O serviço público é, por natureza, estatal. Tem como titular uma entidade pública. Por conseguinte, fica sempre sob o regime jurídico de direito público. O que, portanto, se tem que destacar aqui e agora é que não cabe titularidade privada nem mesmo sobre os serviços públicos de conteúdo econômico, como são, por exemplo, aqueles referidos no art. 21, XI e XII [...] O modo de gestão desses serviços públicos, entre outros, não só de competência da União, mas também dos Estados, Distrito Federal e Municípios, entra no regime da discricionariedade organizativa, ou seja, cabe à Administração escolher se o faz diretamente, ou por delegação a uma empresa estatal (pública ou de economia mista), ou por concessão (autorização ou permissão) a uma empresa privada (SILVA, 2005, p. 801).

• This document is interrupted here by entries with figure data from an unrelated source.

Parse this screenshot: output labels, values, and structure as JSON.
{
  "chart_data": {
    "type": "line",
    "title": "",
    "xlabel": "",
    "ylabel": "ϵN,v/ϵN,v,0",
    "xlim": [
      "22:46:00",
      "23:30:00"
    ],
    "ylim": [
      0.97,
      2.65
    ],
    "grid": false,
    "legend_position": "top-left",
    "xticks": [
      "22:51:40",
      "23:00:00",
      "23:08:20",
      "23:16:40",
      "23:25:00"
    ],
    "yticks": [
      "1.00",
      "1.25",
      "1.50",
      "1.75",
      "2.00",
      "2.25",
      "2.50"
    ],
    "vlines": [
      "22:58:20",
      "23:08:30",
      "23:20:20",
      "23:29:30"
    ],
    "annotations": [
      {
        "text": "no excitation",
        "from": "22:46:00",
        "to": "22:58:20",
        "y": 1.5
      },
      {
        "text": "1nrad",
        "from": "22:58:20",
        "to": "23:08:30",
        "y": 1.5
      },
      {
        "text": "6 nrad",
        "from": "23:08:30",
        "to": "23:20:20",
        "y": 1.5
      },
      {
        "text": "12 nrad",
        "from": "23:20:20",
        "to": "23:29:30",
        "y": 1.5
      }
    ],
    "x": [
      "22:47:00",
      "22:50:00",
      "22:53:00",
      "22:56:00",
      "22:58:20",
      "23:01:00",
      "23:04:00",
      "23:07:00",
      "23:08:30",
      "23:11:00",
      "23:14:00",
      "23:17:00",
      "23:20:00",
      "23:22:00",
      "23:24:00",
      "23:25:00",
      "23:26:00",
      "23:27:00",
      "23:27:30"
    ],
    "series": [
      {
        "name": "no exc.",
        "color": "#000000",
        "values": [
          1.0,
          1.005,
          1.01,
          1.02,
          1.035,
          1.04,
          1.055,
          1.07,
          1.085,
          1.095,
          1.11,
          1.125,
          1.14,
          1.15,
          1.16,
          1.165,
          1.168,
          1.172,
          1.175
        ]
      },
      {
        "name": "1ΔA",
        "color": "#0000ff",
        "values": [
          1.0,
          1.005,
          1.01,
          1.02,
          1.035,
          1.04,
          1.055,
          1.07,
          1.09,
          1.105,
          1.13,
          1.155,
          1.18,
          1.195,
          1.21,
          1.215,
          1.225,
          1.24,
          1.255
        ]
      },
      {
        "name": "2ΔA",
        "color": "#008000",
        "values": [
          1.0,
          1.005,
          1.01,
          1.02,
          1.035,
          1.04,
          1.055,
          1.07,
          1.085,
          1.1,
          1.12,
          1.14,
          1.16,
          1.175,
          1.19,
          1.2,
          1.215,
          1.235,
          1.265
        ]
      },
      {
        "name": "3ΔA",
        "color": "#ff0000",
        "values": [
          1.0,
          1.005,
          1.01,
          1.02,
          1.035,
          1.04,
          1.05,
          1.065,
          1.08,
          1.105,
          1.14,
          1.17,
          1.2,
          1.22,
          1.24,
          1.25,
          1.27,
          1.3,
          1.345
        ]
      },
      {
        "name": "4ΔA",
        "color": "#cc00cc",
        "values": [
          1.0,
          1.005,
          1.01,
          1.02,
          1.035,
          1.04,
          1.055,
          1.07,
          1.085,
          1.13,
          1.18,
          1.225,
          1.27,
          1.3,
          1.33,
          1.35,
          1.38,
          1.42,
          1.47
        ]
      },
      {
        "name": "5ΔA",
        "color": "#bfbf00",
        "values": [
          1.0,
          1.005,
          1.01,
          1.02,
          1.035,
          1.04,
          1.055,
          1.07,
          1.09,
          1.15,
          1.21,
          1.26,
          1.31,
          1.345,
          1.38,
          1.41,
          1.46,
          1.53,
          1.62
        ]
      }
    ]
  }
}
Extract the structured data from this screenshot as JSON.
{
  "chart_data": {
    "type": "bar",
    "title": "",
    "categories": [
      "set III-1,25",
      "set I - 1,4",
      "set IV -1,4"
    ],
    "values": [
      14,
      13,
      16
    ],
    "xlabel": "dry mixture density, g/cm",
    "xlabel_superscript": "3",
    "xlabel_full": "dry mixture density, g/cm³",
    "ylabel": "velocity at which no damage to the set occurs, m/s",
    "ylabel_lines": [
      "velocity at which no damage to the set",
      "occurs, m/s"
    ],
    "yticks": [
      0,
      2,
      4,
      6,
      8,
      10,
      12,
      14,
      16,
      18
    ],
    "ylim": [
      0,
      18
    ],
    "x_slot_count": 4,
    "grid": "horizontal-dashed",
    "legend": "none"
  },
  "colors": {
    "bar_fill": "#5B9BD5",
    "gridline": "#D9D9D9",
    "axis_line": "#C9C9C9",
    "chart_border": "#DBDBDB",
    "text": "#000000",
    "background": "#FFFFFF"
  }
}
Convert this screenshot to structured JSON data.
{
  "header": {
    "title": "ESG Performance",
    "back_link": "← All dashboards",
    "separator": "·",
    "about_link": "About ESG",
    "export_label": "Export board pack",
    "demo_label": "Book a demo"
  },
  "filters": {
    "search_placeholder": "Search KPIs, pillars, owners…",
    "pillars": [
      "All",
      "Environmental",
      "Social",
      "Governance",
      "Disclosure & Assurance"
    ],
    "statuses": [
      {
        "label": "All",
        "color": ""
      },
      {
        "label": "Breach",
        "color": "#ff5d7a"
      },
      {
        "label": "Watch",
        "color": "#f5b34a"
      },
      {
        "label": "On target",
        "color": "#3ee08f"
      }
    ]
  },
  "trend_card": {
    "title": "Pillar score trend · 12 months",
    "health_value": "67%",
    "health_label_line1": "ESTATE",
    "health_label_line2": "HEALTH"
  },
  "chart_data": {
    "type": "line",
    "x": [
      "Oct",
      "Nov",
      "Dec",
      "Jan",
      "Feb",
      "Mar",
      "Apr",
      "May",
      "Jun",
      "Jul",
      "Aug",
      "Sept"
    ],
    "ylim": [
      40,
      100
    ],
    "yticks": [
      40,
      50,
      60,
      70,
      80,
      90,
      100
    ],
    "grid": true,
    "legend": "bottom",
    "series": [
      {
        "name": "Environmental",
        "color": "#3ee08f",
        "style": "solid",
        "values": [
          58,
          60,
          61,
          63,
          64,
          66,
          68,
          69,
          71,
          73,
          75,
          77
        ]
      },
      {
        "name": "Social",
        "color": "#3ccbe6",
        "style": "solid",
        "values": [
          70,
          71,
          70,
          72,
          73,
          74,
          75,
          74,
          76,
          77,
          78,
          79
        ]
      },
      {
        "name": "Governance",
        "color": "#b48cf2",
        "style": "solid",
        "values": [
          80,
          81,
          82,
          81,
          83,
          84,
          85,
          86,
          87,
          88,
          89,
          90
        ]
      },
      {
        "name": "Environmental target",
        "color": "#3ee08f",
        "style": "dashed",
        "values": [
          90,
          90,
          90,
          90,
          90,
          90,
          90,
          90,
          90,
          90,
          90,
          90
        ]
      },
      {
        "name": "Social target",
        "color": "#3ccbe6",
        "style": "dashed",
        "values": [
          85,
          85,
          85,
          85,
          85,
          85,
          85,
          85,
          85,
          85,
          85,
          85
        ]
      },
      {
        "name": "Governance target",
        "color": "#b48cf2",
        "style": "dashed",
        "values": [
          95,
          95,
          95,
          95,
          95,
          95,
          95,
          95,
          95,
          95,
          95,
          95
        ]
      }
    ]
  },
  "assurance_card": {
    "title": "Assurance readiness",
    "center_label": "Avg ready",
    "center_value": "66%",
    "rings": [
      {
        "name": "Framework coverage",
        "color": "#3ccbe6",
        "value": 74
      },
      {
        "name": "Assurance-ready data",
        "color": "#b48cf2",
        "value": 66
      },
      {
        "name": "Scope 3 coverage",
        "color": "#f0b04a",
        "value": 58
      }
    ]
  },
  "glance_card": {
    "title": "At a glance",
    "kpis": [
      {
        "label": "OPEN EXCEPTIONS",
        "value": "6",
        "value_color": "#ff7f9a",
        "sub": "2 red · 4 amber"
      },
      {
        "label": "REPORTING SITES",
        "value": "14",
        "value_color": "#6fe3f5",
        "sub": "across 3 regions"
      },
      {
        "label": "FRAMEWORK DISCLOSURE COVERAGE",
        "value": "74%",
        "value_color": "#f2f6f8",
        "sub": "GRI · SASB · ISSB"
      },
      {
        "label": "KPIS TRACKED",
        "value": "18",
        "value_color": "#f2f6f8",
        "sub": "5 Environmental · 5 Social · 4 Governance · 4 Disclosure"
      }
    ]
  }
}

Dito isso, apesar de o serviço público estar inserido na ordem econômica constitucional, ele não traduz propriamente a intervenção do Estado na economia, até porque, por exemplo, o serviço público desenvolvido diretamente pelo Estado não contempla necessariamente as diretrizes de regulação, fiscalização, incentivo e planejamento da atividade econômica. Por isso que a doutrina especializada, com base na Constituição, contrapõe o campo de alçada do Estado do chamado “domínio econômico”, campo das atividades dos particulares, que, nas palavras de Figueiredo (2003, p. 397), “compreende o conjunto de atividades desenvolvidas pela livre iniciativa. Portanto, constitui-se no centro onde gravita a possibilidade de se fazer riqueza, ou seja, a atividade econômica”.

Assim, fincando o uso do vocábulo intervenção como atuação do Estado no campo da atividade econômica em sentido estrito, adota-se, sem medo de imprecisões, a classificação que distingue três modalidades de intervenção: intervenção por absorção ou participação; intervenção por direção; e intervenção por indução (GRAU, 2015, p. 143).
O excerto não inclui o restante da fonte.